Here the regex is compiled at run-time because of the interpolated
C<$p> variable and by then it's too late to declare the lexicals.

In all these cases you should use the dynamically-scoped C<%{&}>
instead.

=head2 Functions

=over 4

=item install()

Install the modified regex engine.

=item uninstall()

Uninstall the modified regex engine.

=back

=head1 DIAGNOSTICS

=over 4

=item Sequence (?<name... not terminated

(F) You started a C<< (?<name> ...) >> pattern but forgot the C<< > >>.

=item Illegal character in (?<name> ...)

(F) Field names must start with a letter, and can contain only letters, 
numbers and underscores.

=item Field '%s' masks earlier declaration in same regex 

(W) You used the same field name twice in a single regex.  You can still
access the first field with C<$DIGIT>, but not with C<$&{name}>.

=item "%s" variable %s masks earlier declaration in same "%s"

(W) With the C<my> directive in effect, each field implicitly declares
a lexical variable.  See L<perldiag> for a full description of the warning.

=item Identifier too long

(F) You used a field name longer than Perl allows for a simple
identifier.  See L<perldiag>.

=item Sequence (?<%s...) not recognized

(F) You tried to compile a regex containing the C<< (?<name> ...) >>
extended pattern, but C<Regexp::Fields> wasn't installed at the time.
You can reinstall it at runtime with the L<install()> function.

=item corrupted regex program

(F) You compiled a regex with C<Regexp::Fields> installed, but tried 
to execute it with the standard regex engine.  You can reinstall it at
runtime with the L<install()> function.

=item Warning: Use of '%s' without parens is ambiguous

(W) Since '%' is the modulo operator as well as the hash sigil, the
parser suggests that C<keys %&> could mean keys-modulo-and rather than
keys-HASH.  Likewise with C<each()>.

You can hush the warning by adding parentheses (i.e.
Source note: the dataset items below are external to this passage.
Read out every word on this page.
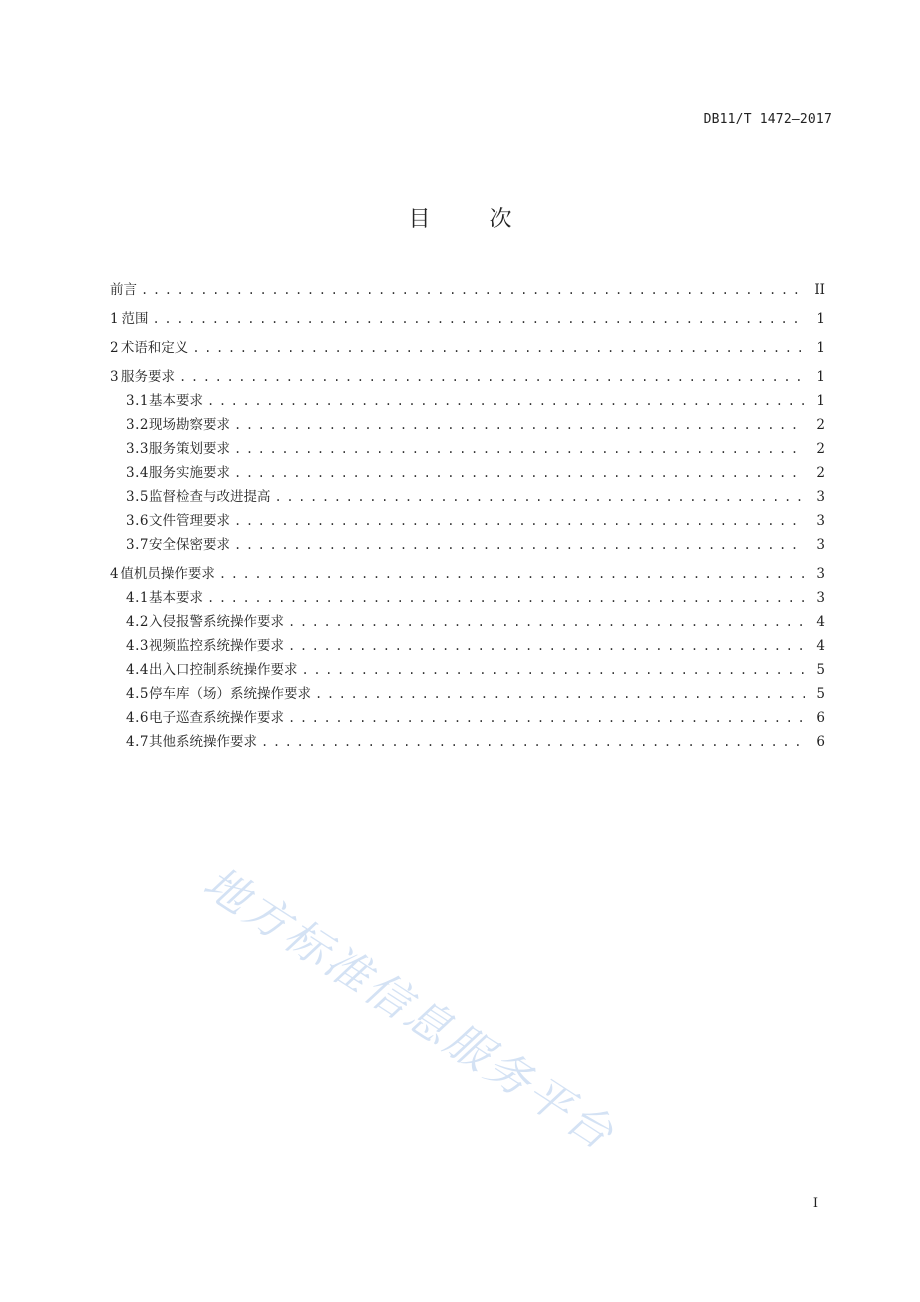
DB11/T 1472—2017
目 次
前言 . . .	II
1 范围 . . .	1
2 术语和定义 . . .	1
3 服务要求 . . .	1
3.1 基本要求 . . .	1
3.2 现场勘察要求 . . .	2
3.3 服务策划要求 . . .	2
3.4 服务实施要求 . . .	2
3.5 监督检查与改进提高 . . .	3
3.6 文件管理要求 . . .	3
3.7 安全保密要求 . . .	3
4 值机员操作要求 . . .	3
4.1 基本要求 . . .	3
4.2 入侵报警系统操作要求 . . .	4
4.3 视频监控系统操作要求 . . .	4
4.4 出入口控制系统操作要求 . . .	5
4.5 停车库（场）系统操作要求 . . .	5
4.6 电子巡查系统操作要求 . . .	6
4.7 其他系统操作要求 . . .	6
地方标准信息服务平台
I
C<keys(%&)>) or
curly braces (C<keys %{&}>).  See L<perldiag> for a more complete
description of this warning.

=back

=head1 AUTHOR

Steve Grazzini (grazz@pobox.com)

=head1 THANKS

Thanks to Andrew Sterling Hanenkamp.

=head1 BUGS

Mail them to the author.

Known deficiencies include:

=over 4

=item 

The 'my' pragma doesn't work in 5.6.1.

=item 

You need to reinstall the modified regex engine every time you create
a new thread.

=item

There's a scoping problem when /g is used with /m or /s.

=back

=head1 COPYRIGHT AND LICENSE

Copyright (c) 2003, Steve Grazzini.  All rights reserved.

This module is free software; you can copy, modify and/or redistribute
it under the same terms as Perl itself.